Living with Quasi‑seizure (psychogenic nonepileptic seizure)
Effective self‑management can dramatically improve quality of life.
- Maintain a seizure diary – include time, setting, mood, and any preceding stressors.
- Identify early warning signs – a “sense of dread,” rapid heart rate, or unusual head pressure can precede an episode; use coping strategies immediately.
- Practice relaxation daily – mindfulness meditation (10 min), yoga, or tai chi have shown benefit in reducing seizure frequency.
- Stick to a regular sleep schedule – sleep deprivation is a known trigger for both epileptic and nonepileptic seizures.
- Limit alcohol and caffeine – both can increase anxiety and lower seizure threshold.
- Build a supportive network – inform trusted friends or coworkers about the condition and preferred ways they can help during an event.
- Stay active – aerobic exercise (e.g., brisk walking 30 min most days) improves mood and stress resilience.
Prevention
While PNES cannot always be prevented, risk reduction focuses on stress management and early treatment of psychological issues.
- Seek mental‑health care promptly after traumatic experiences.
- Engage in regular psychotherapy even when symptoms are mild; early intervention reduces the likelihood of chronic PNES.
- Develop a personal “stress‑response plan” (e.g., schedule brief breaks, use breathing exercises).
- Avoid unnecessary medical investigations once a diagnosis of PNES is confirmed; excessive testing can reinforce illness behavior.
- Educate primary‑care providers about PNES to reduce misdiagnosis and overtreatment with antiepileptic drugs.
Complications
If left untreated, PNES can lead to significant physical, psychological, and social consequences:
- Physical injury – falls, burns, or self‑inflicted harm during episodes.
- Reduced quality of life – chronic disability, inability to work or attend school.
- Psychiatric comorbidity – worsening depression, anxiety, or substance‑use disorders.
- Unnecessary medications – prolonged use of antiepileptic drugs can cause side effects such as bone loss, cognitive slowing, or skin reactions.
- Social stigma – misconceptions that the condition is “faked” can strain relationships.
When to Seek Emergency Care
- Loss of consciousness lasting more than 5 minutes.
- Severe injury (head trauma, broken bone, deep wound).
- Breathing difficulty or choking.
- Chest pain, irregular heartbeat, or signs of a heart attack.
- Signs of status epilepticus (continuous shaking or stiffening lasting > 5 minutes) when you are unsure whether the event is epileptic.

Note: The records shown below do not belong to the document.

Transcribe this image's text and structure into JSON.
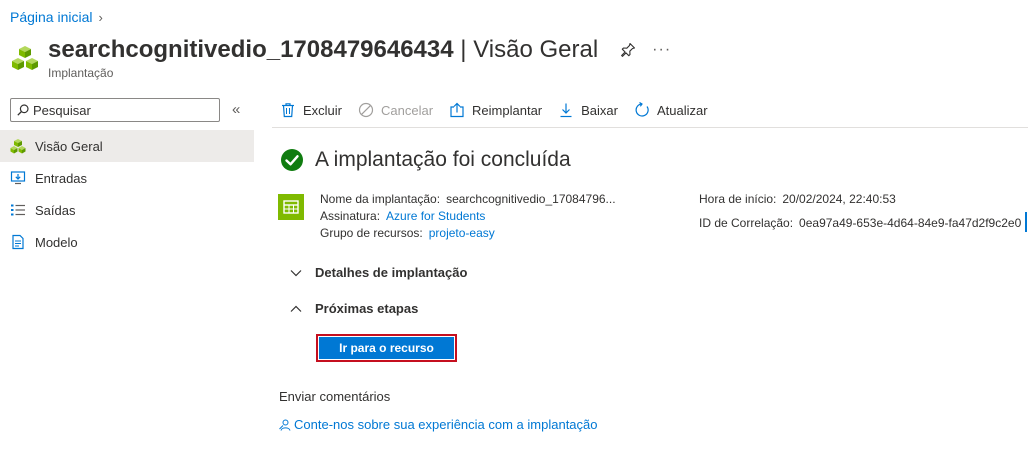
{
  "breadcrumb": {
    "home": "Página inicial"
  },
  "header": {
    "resource_name": "searchcognitivedio_1708479646434",
    "separator": " | ",
    "view": "Visão Geral",
    "subtitle": "Implantação",
    "more": "···",
    "icon": "deployment-cubes-icon"
  },
  "search": {
    "placeholder": "Pesquisar",
    "collapse": "«"
  },
  "nav": {
    "items": [
      {
        "label": "Visão Geral",
        "icon": "overview-icon",
        "active": true
      },
      {
        "label": "Entradas",
        "icon": "inputs-icon"
      },
      {
        "label": "Saídas",
        "icon": "outputs-icon"
      },
      {
        "label": "Modelo",
        "icon": "template-icon"
      }
    ]
  },
  "toolbar": {
    "delete": "Excluir",
    "cancel": "Cancelar",
    "redeploy": "Reimplantar",
    "download": "Baixar",
    "refresh": "Atualizar"
  },
  "status": {
    "title": "A implantação foi concluída",
    "color": "#107c10"
  },
  "details": {
    "name_label": "Nome da implantação:",
    "name_value": "searchcognitivedio_17084796...",
    "subscription_label": "Assinatura:",
    "subscription_value": "Azure for Students",
    "group_label": "Grupo de recursos:",
    "group_value": "projeto-easy",
    "start_label": "Hora de início:",
    "start_value": "20/02/2024, 22:40:53",
    "correlation_label": "ID de Correlação:",
    "correlation_value": "0ea97a49-653e-4d64-84e9-fa47d2f9c2e0"
  },
  "sections": {
    "deployment_details": "Detalhes de implantação",
    "next_steps": "Próximas etapas"
  },
  "cta": {
    "label": "Ir para o recurso",
    "color": "#0078d4",
    "highlight": "#c50f1f"
  },
  "feedback": {
    "title": "Enviar comentários",
    "link": "Conte-nos sobre sua experiência com a implantação"
  },
  "colors": {
    "accent": "#0078d4",
    "success": "#107c10",
    "resource": "#7fba00"
  }
}
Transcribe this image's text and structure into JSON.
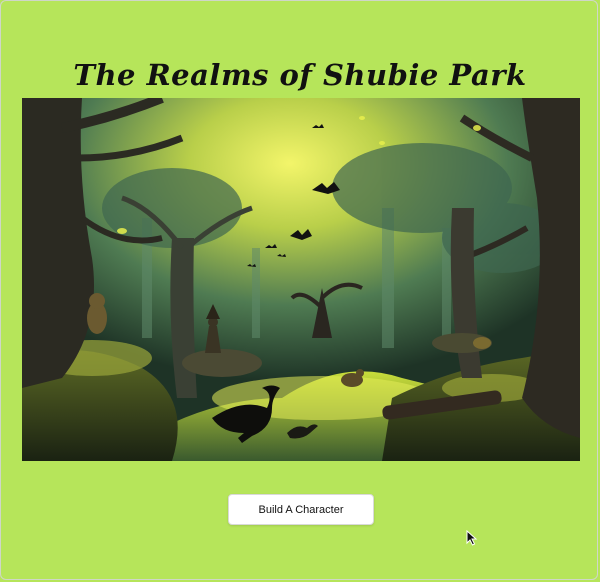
{
  "page": {
    "title": "The Realms of Shubie Park",
    "background_color": "#b6e55a"
  },
  "hero_image": {
    "subject": "enchanted swamp forest with birds, owls and a wandering wizard"
  },
  "actions": {
    "build_character_label": "Build A Character"
  },
  "pointer": {
    "icon": "mouse-pointer-icon"
  }
}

- Sudden change in mental status after the event (confusion, inability to speak, or inability to awaken).
Even if you have a known diagnosis of PNES, these red‑flag symptoms require urgent medical evaluation.
Sources: Mayo Clinic, CDC, NIH (National Institute of Neurological Disorders and Stroke), WHO, Cleveland Clinic, Nanda et al., Neurology 2020; Reuber et al., JAMA Neurology 2019; International League Against Epilepsy (ILAE) guidelines 2022.